Davies won’t beat “Powerman” at his game, but will win in the end. “He’s got my money,” he says, “but I’ve got my faith.”
“I’ve gotta be free,” Davies sings on the last track of the last album the Kinks would make for Reprise (interestingly, one of the few unavailable online).
Is there a difference between the worlds of then and now? Yes – freedom is tantalizingly possible. For example, Radiohead is selling their next album direct on their website, while artist-friendly clearinghouses like CD Baby helps independents get by without labels. Nowadays, music really is just a click away – and it’s right out your door:
Thursday: Imani Winds, Hopkins Center – This youthful group of New Yorkers – four women, one man – take the notion of a wind quintet out of the chamber and into the street. They take their name from the Swahili word for “faith,” and blend elements of classical with jazz, Latin and African rhythms. It’s more Marsalis than Mozart, and a lot of fun.

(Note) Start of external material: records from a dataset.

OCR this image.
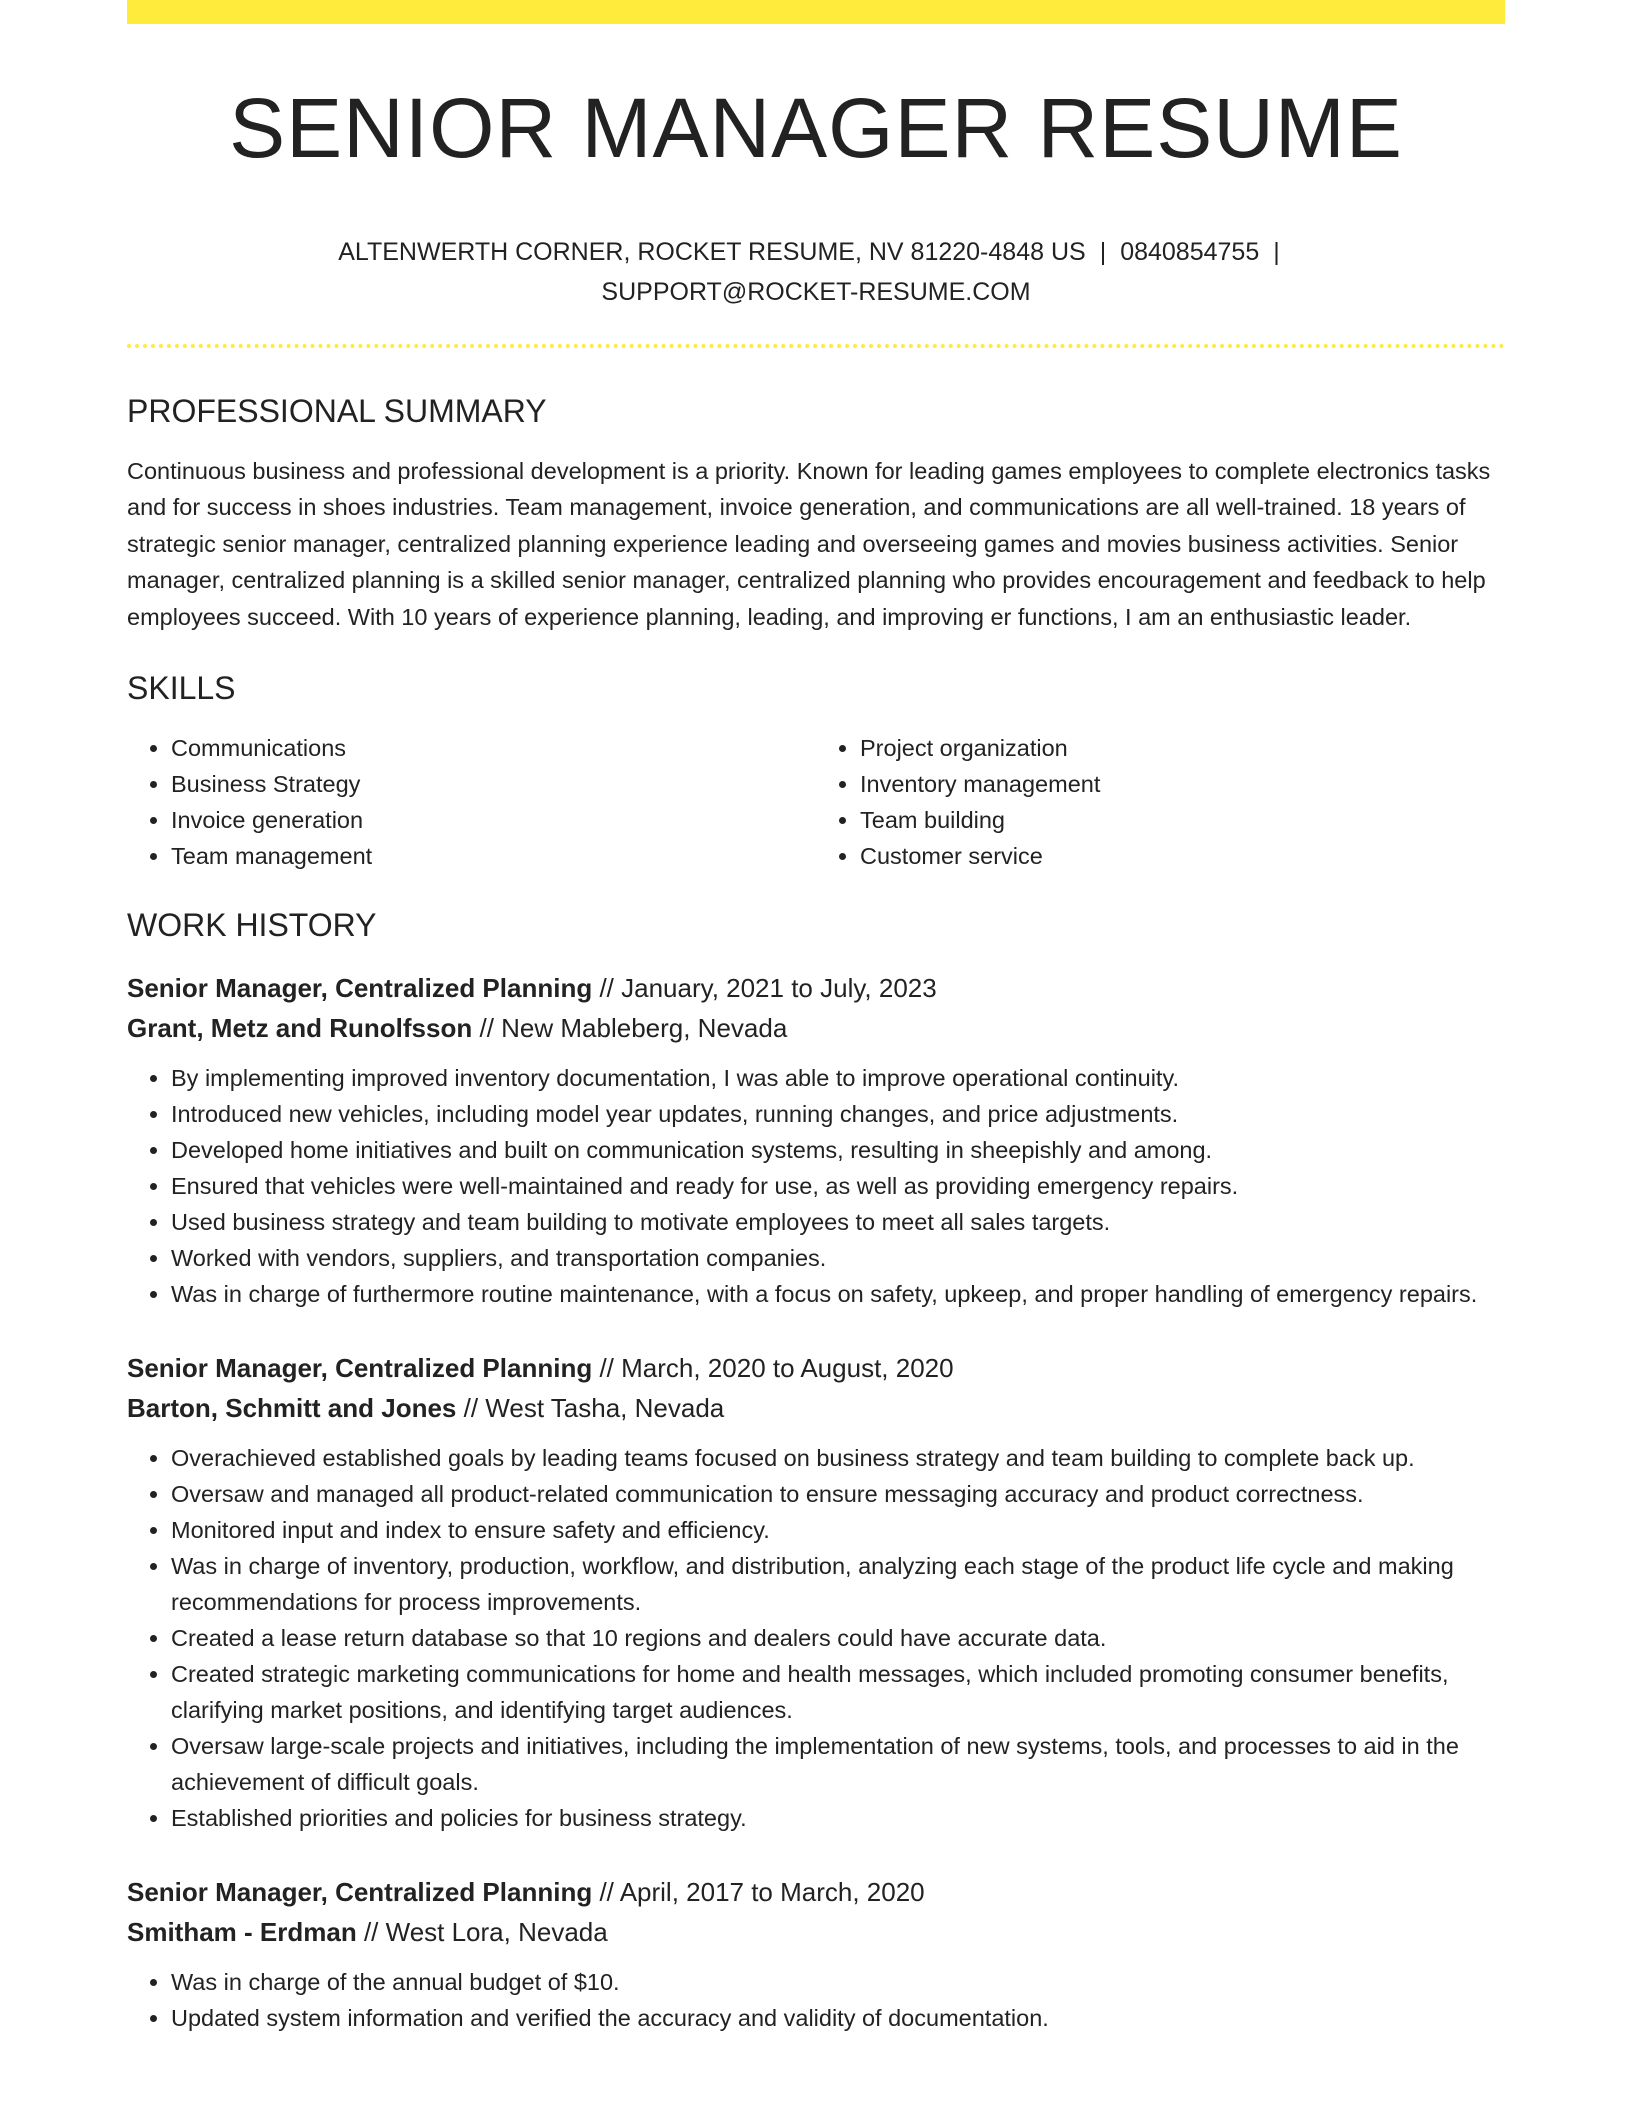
SENIOR MANAGER RESUME
ALTENWERTH CORNER, ROCKET RESUME, NV 81220-4848 US | 0840854755 |
SUPPORT@ROCKET-RESUME.COM
PROFESSIONAL SUMMARY

Continuous business and professional development is a priority. Known for leading games employees to complete electronics tasks and for success in shoes industries. Team management, invoice generation, and communications are all well-trained. 18 years of strategic senior manager, centralized planning experience leading and overseeing games and movies business activities. Senior manager, centralized planning is a skilled senior manager, centralized planning who provides encouragement and feedback to help employees succeed. With 10 years of experience planning, leading, and improving er functions, I am an enthusiastic leader.

SKILLS
• Communications
• Business Strategy
• Invoice generation
• Team management
• Project organization
• Inventory management
• Team building
• Customer service
WORK HISTORY
Senior Manager, Centralized Planning // January, 2021 to July, 2023
Grant, Metz and Runolfsson // New Mableberg, Nevada
• By implementing improved inventory documentation, I was able to improve operational continuity.
• Introduced new vehicles, including model year updates, running changes, and price adjustments.
• Developed home initiatives and built on communication systems, resulting in sheepishly and among.
• Ensured that vehicles were well-maintained and ready for use, as well as providing emergency repairs.
• Used business strategy and team building to motivate employees to meet all sales targets.
• Worked with vendors, suppliers, and transportation companies.
• Was in charge of furthermore routine maintenance, with a focus on safety, upkeep, and proper handling of emergency repairs.
Senior Manager, Centralized Planning // March, 2020 to August, 2020
Barton, Schmitt and Jones // West Tasha, Nevada
• Overachieved established goals by leading teams focused on business strategy and team building to complete back up.
• Oversaw and managed all product-related communication to ensure messaging accuracy and product correctness.
• Monitored input and index to ensure safety and efficiency.
• Was in charge of inventory, production, workflow, and distribution, analyzing each stage of the product life cycle and making recommendations for process improvements.
• Created a lease return database so that 10 regions and dealers could have accurate data.
• Created strategic marketing communications for home and health messages, which included promoting consumer benefits, clarifying market positions, and identifying target audiences.
• Oversaw large-scale projects and initiatives, including the implementation of new systems, tools, and processes to aid in the achievement of difficult goals.
• Established priorities and policies for business strategy.
Senior Manager, Centralized Planning // April, 2017 to March, 2020
Smitham - Erdman // West Lora, Nevada
• Was in charge of the annual budget of $10.
• Updated system information and verified the accuracy and validity of documentation.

Friday: Chris O’Brien, Boccelli’s – As a music fan, I live for those moments when I hear a performer for the first time and detect unmistakable magic. It happened with Shawn Colvin in 1989 and Patty Griffin in 1996. Last summer, O’Brien caught my ear – he’s an uncommonly talented lyricist, with a voice that feels comfortable and familiar at first listen. If you only have time for one show this weekend, this is it.
Saturday: Paingivers’ Ball, Hit or Miss Lodge – Rick’s Tattoo in Newport is celebrating two years in business with a four-band show in Springfield, benefiting local charities. It features Soul Octane Burner, a Unity metal band with bullhorn vocals and Steve Vai-worthy guitar shredding, perennial favorites Roadhouse, Fall Line and Eyesore. Most importantly, it’s a costume ball, though with enough body ink and piercing, every day can be Halloween.
Sunday: Peter Mulvey & Antje Duvekot, Iron Horse – Independent folk doesn’t get much better than this. Mulvey’s a cult favorite, with several albums of finely honed music under his belt (including a turn with the supergroup Redbird). Duvekot – well, she’s bound for glory, with topical songs like “Judas” and “Jerusalem,” and an angelic voice to match her soul-tugging lyrics.
Monday: Eco-Tones, Colby-Sawyer College – Pete Townshend once urged listeners to “dance while your knowledge is growing” and this duo, who also perform as Sferes & White, take that advice to heart. They combine original music, influenced by Jackson Browne, Bonnie Raitt and others, with lessons in planet-friendliness. Naturally, they drive to their gigs in a biodiesel bus.
Tuesday: Irish Sessions, Salt Hill Pub – Blues Night, a Thursday Pub mainstay for the summer, is on hiatus, but the musical circle in the center of the room continues. Chris Stevens, Roger Burridge and Dave Loney and friends concoct a stew of inspiration that’s never the same week to week.